Da Gazeta Pernambucana
Se Dias Gomes ainda estivesse entre nós, talvez trocasse a fictícia Sucupira por Belo Jardim, no agreste de Pernambuco. Lá, o prefeito Gilvandro Estrela, do União Brasil, decidiu eternizar seu nome de um modo inusitado: inaugurando o próprio túmulo com direito a sanfoneiro, poeta, discursos e a trilha sonora de Ave Maria Sertaneja, de Luiz Gonzaga.
O evento aconteceu no Cemitério Municipal São João Batista, com a presença de amigos, políticos e curiosos. Durante a cerimônia, o prefeito descreveu o gesto como um ato simbólico de respeito e reconhecimento ao ciclo da vida. Enquanto uns inauguram escolas, praças ou hospitais, ele preferiu garantir logo o endereço final, cercado de aplausos e emoção.
Leia maisA cena parecia saída de uma novela brasileira. Um político, diante de sua morada eterna, embalado por música sacra e discursos poéticos. Faltava apenas Odorico Paraguaçu, de microfone em punho, discursando sobre a moralidade necrológica e o civismo tumular daquele grande feito administrativo.
A verdade é que Belo Jardim não está só. O vídeo que circula nas redes sociais, reunindo cenas políticas de todo o país, mostra que o Brasil vive uma era de espetáculos públicos dignos de realismo mágico. É o país onde prefeitos posam sobre asfalto ainda quente, parlamentares se engalfinham em plenário e obras inacabadas são entregues com fita e discurso.
A política nacional parece ter incorporado a estética da comédia popular. O improviso virou método, o palco virou palanque e o riso, uma forma de resistência diante do absurdo. Há quem inaugure pontes que desabam antes da foto oficial e agora, coroando o surrealismo, quem inaugure o próprio túmulo em vida.
Se O Bem-Amado nasceu como sátira, o Brasil transformou o enredo em documentário. Cada município tem o seu Odorico, o seu Zeca Diabo e a sua plateia fiel. O cemitério virou palco, o microfone virou cetro e o aplauso, bênção.
A prefeitura garante que o evento não utilizou recursos públicos, o que já é, de certo modo, um consolo. Mas o gesto revela uma tendência curiosa: a de transformar a política em espetáculo e o espetáculo em política.
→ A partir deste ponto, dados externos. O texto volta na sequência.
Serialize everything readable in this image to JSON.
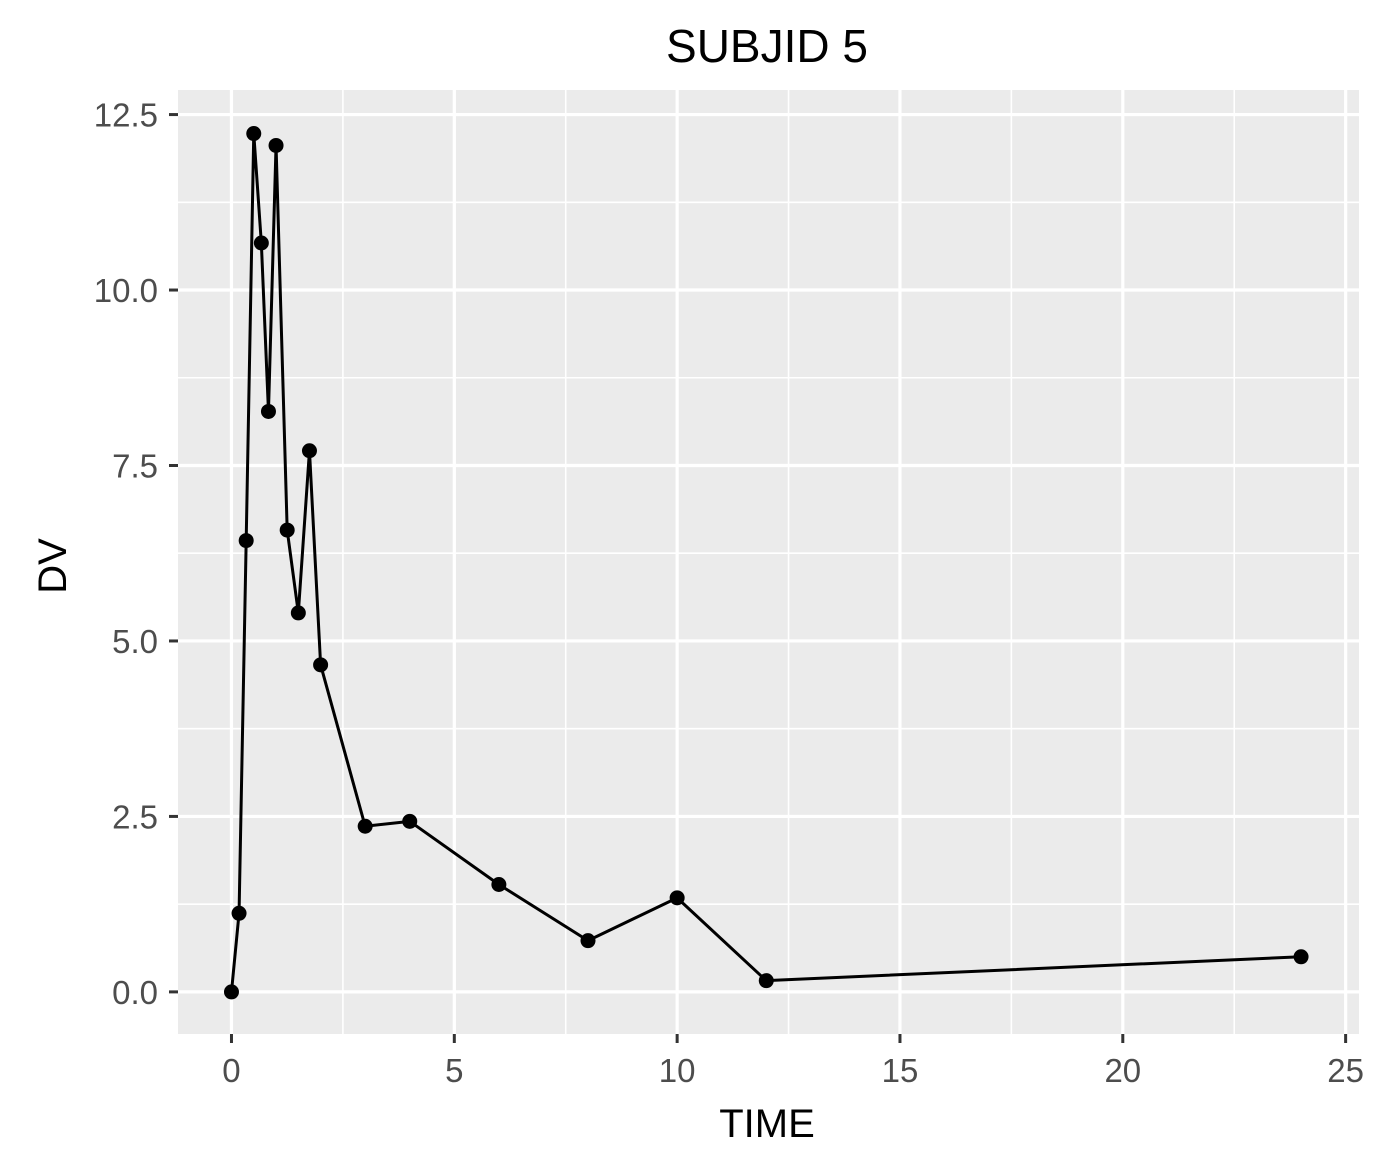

Enquanto o sanfoneiro tocava Ave Maria Sertaneja, o prefeito afirmava sentir “os amigos e seresteiros que já partiram ali presentes”. Talvez estivessem mesmo, porque a cena parecia uma reunião de vivos e mortos em perfeita harmonia estética.
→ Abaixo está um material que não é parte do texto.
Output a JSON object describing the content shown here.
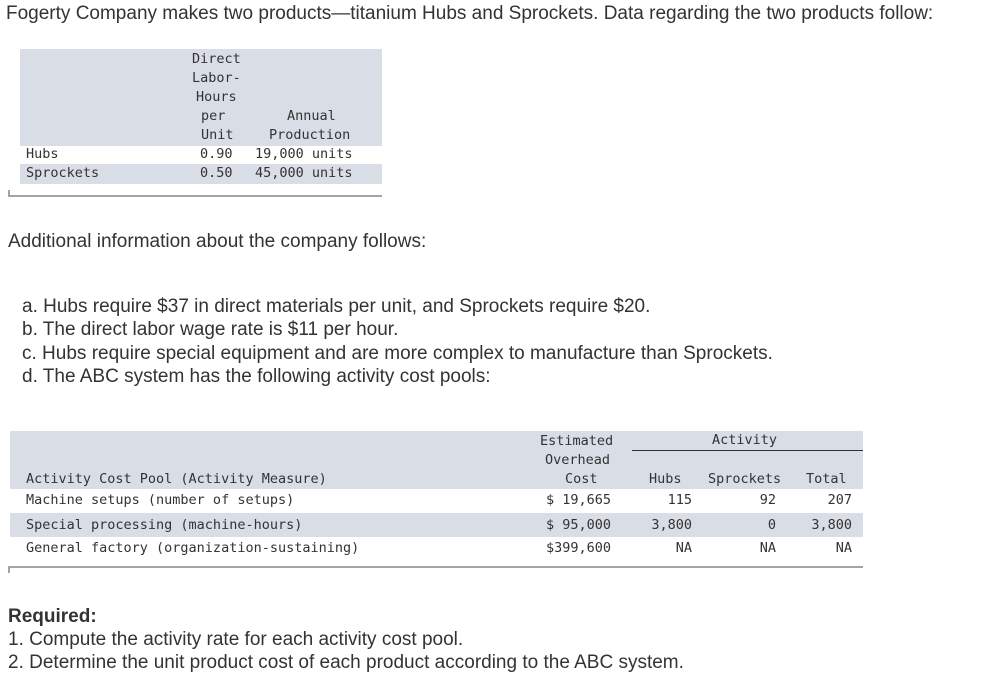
{
  "intro": "Fogerty Company makes two products—titanium Hubs and Sprockets. Data regarding the two products follow:",
  "table1": {
    "header_dlh": [
      "Direct",
      "Labor-",
      "Hours",
      "per",
      "Unit"
    ],
    "header_annual": [
      "Annual",
      "Production"
    ],
    "rows": [
      {
        "product": "Hubs",
        "dlh": "0.90",
        "production": "19,000 units"
      },
      {
        "product": "Sprockets",
        "dlh": "0.50",
        "production": "45,000 units"
      }
    ]
  },
  "additional": "Additional information about the company follows:",
  "notes": [
    "a. Hubs require $37 in direct materials per unit, and Sprockets require $20.",
    "b. The direct labor wage rate is $11 per hour.",
    "c. Hubs require special equipment and are more complex to manufacture than Sprockets.",
    "d. The ABC system has the following activity cost pools:"
  ],
  "table2": {
    "header_estimated": [
      "Estimated",
      "Overhead",
      "Cost"
    ],
    "header_activity": "Activity",
    "header_pool": "Activity Cost Pool (Activity Measure)",
    "header_hubs": "Hubs",
    "header_sprockets": "Sprockets",
    "header_total": "Total",
    "rows": [
      {
        "pool": "Machine setups (number of setups)",
        "cost": "$ 19,665",
        "hubs": "115",
        "sprockets": "92",
        "total": "207"
      },
      {
        "pool": "Special processing (machine-hours)",
        "cost": "$ 95,000",
        "hubs": "3,800",
        "sprockets": "0",
        "total": "3,800"
      },
      {
        "pool": "General factory (organization-sustaining)",
        "cost": "$399,600",
        "hubs": "NA",
        "sprockets": "NA",
        "total": "NA"
      }
    ]
  },
  "required": {
    "heading": "Required:",
    "items": [
      "1. Compute the activity rate for each activity cost pool.",
      "2. Determine the unit product cost of each product according to the ABC system."
    ]
  }
}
O teatro político brasileiro, que já teve seus atos no Congresso, agora se reinventa nos cemitérios. Em Belo Jardim, a morte virou solenidade e o túmulo, tribuna.
Como diria Odorico Paraguaçu, se pudesse comentar: “Nunca antes na história deste país se viu tamanha antecipação cívico-funerária”. Um gestor que, de corpo presente e alma vivíssima, resolveu garantir sua eternidade com solenidade e sanfona.
E o Brasil, entre o riso e o espanto, segue aplaudindo o espetáculo da política, essa arte tão nossa de fazer rir para não chorar.